Le Laboratoire national Lawrence Berkeley (NERSC) déploiera le supercalculateur Doudna, également basé sur l’architecture Vera Rubin. NERSC sert plus de 10 000 utilisateurs scientifiques par an dans les domaines de la science des matériaux, de la modélisation climatique et de la génomique — tous des domaines où les pipelines d’IA agentique gagnent du terrain (Source : Stock Titan — NVIDIA Vera Rubin Delivers World-Class Supercomputers for Science).
Les principaux OEM, dont HPE, Dell et Lenovo, se sont engagés à expédier des racks NVIDIA Vera Rubin NVL4 à partir du T4 2026. Le facteur de forme NVL4 — qui couple étroitement les CPU Vera avec les GPU Rubin dans un seul rack — est conçu pour la colocalisation qu’exigent les charges de travail agentiques.
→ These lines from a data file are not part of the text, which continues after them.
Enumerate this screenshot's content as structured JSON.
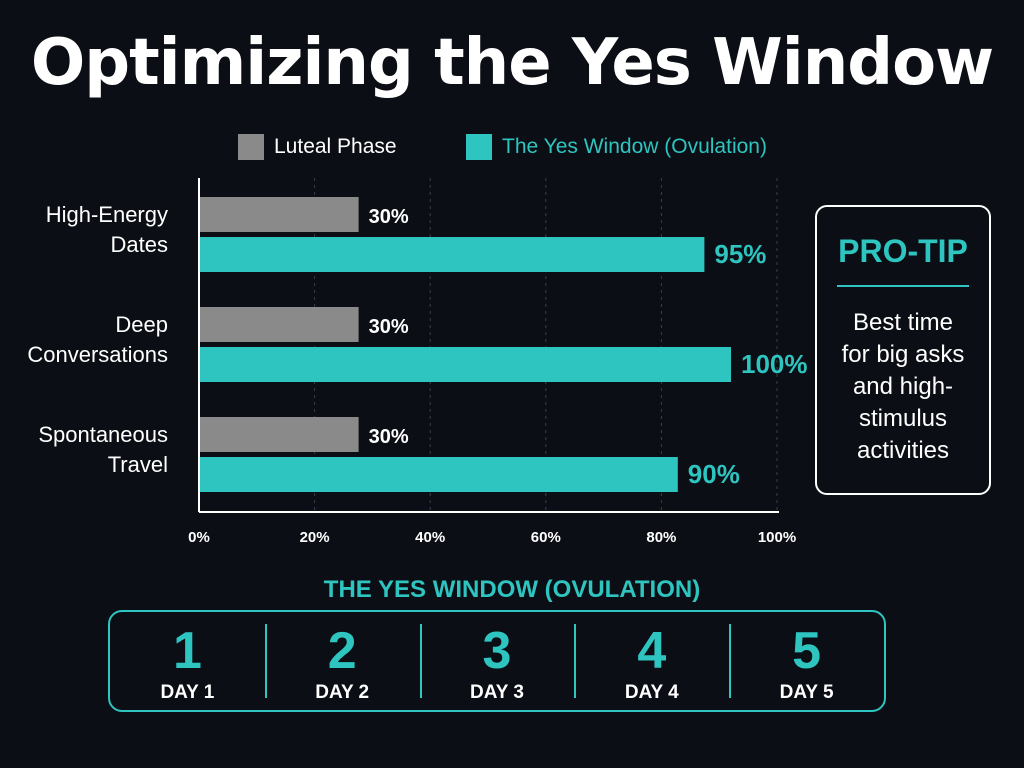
{
  "title": "Optimizing the Yes Window",
  "legend": [
    {
      "label": "Luteal Phase",
      "color": "#8a8a8a",
      "text_color": "#ffffff"
    },
    {
      "label": "The Yes Window (Ovulation)",
      "color": "#2ec4c0",
      "text_color": "#2ec4c0"
    }
  ],
  "chart_data": {
    "type": "bar",
    "orientation": "horizontal",
    "categories": [
      "High-Energy Dates",
      "Deep Conversations",
      "Spontaneous Travel"
    ],
    "category_lines": [
      [
        "High-Energy",
        "Dates"
      ],
      [
        "Deep",
        "Conversations"
      ],
      [
        "Spontaneous",
        "Travel"
      ]
    ],
    "series": [
      {
        "name": "Luteal Phase",
        "color": "#8a8a8a",
        "values": [
          30,
          30,
          30
        ],
        "labels": [
          "30%",
          "30%",
          "30%"
        ]
      },
      {
        "name": "The Yes Window (Ovulation)",
        "color": "#2ec4c0",
        "values": [
          95,
          100,
          90
        ],
        "labels": [
          "95%",
          "100%",
          "90%"
        ]
      }
    ],
    "xlim": [
      0,
      100
    ],
    "xticks": [
      "0%",
      "20%",
      "40%",
      "60%",
      "80%",
      "100%"
    ],
    "grid": true
  },
  "protip": {
    "title": "PRO-TIP",
    "body_lines": [
      "Best time",
      "for big asks",
      "and high-",
      "stimulus",
      "activities"
    ]
  },
  "window": {
    "label": "THE YES WINDOW (OVULATION)",
    "days": [
      {
        "num": "1",
        "label": "DAY 1"
      },
      {
        "num": "2",
        "label": "DAY 2"
      },
      {
        "num": "3",
        "label": "DAY 3"
      },
      {
        "num": "4",
        "label": "DAY 4"
      },
      {
        "num": "5",
        "label": "DAY 5"
      }
    ]
  }
}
À l’ISC 2026, des partenaires dont DDN, GIGABYTE et HPE ont présenté une infrastructure de bout en bout construite autour de Vera. Le message était cohérent : il ne s’agit pas d’un lancement de GPU avec une note de bas de page sur le CPU. Le CPU est l’histoire principale.
(Source : HPCwire — GIGABYTE Connects AI, HPC, and Next-Gen Infrastructure at ISC 2026 ; DDN — DDN Unveils Next-Generation AI HPC Data Intelligence Innovations at ISC 2026)
Contexte du marché : Le signal des 206,5 milliards de dollars
Le virage matériel a du sens quand on regarde où va l’argent.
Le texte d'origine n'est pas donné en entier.